Coral Reef Symbioses - Lecture 3, Page 9

Symbiont Diversity

Genetic surveys of the zooxanthellae found in reef-building scleractinian corals have emphasized their diversity, documenting (conservatively) at least 17 symbiont taxa in four clades of Symbiodinium (A, B, C and D).

Symbiodinium is an exceptionally diverse genus: its least closely related members are separated by genetic distances equal to those separating some species of non-symbiotic dinoflagellate belonging to different orders.

The type of symbiont found depends on the coral host species, with a strong biogeographic split between hosts in the Pacific (which generally host Symbiodinium C and/or D) and the Atlantic (which host A, B, C and/or D).

Moreover, many coral species are capable of containing multiple symbiont taxa, sometimes even at the level of the individual coral colony.

These symbiont taxa are often distributed according to incident levels of solar irradiance, with some taxa (notably Symbiodinium A and B in the Atlantic) appearing to favor high irradiance habitats, while others (notably Symbiodinium C in the Atlantic) favor conditions of low irradiance.

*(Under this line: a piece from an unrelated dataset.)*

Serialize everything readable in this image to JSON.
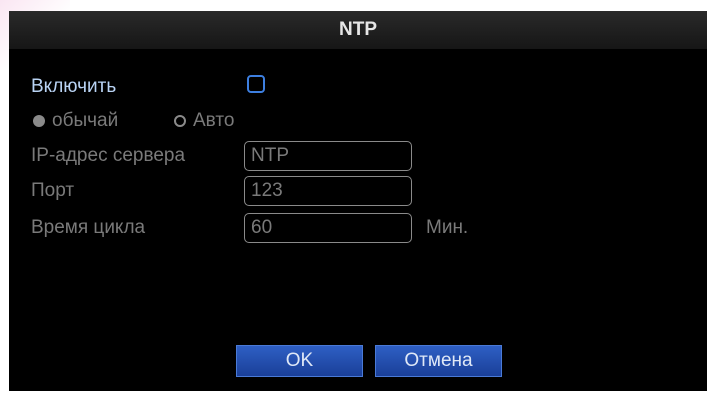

These discoveries have demonstrated that reef corals are flexible associations between a diverse assemblage of cnidarian hosts and dinoflagellate symbionts. This perspective has broad implications for the study of coral ecology, physiology and evolutionary biology. Many species of scleractinian reef coral are now thought to partition the light gradient on a reef (and over a colony surface) by hosting different symbiont taxa.

Temperature as a gradient for symbiosis recombination

While light is the most important environmental gradient for photosynthetic organisms (including reef corals), temperature is clearly also of great importance to reef coral symbioses, for (at least) two reasons. First, latitudinal patterns of coral distribution are most clearly correlated with temperature; Secondly, elevated sea surface temperatures (SSTs) are the only environmental variable to have been implicated in all episodes of mass coral bleaching documented to date.

During a period of unusually high sea surface temperatures (SSTs) in the Caribbean in 1995, specific symbiont taxa were preferentially lost from two species of closely related coral hosts, demonstrating how symbiont distributions can be useful in explaining the enigmatic variability characteristic of coral bleaching. It is also becoming clear that during the 1997-98 ENSO event, a particular group of symbionts (Symbiodinium clade D) was unusually resistant to the bleaching. See details here. Current investigations of the role of symbiont diversity focus on the ability of reef corals to host different types of algae under different temperature conditions; and on the ability of reef corals to "switch" or "shuffle" different symbiont types in response to changing environmental conditions, in particular global warming.

Controversy exists over the so-called "Adaptive Bleaching Hypothesis" (ABH), first proposed by theorists in 1993. This states that coral bleaching may be a mechanism that allows corals to change their symbionts more quickly in response to environmental change. There is some evidence that this occurs, but the real question seems to be the timescales over which this occurs, and whether this can allow them to mitigate the effects of climate change in the near future.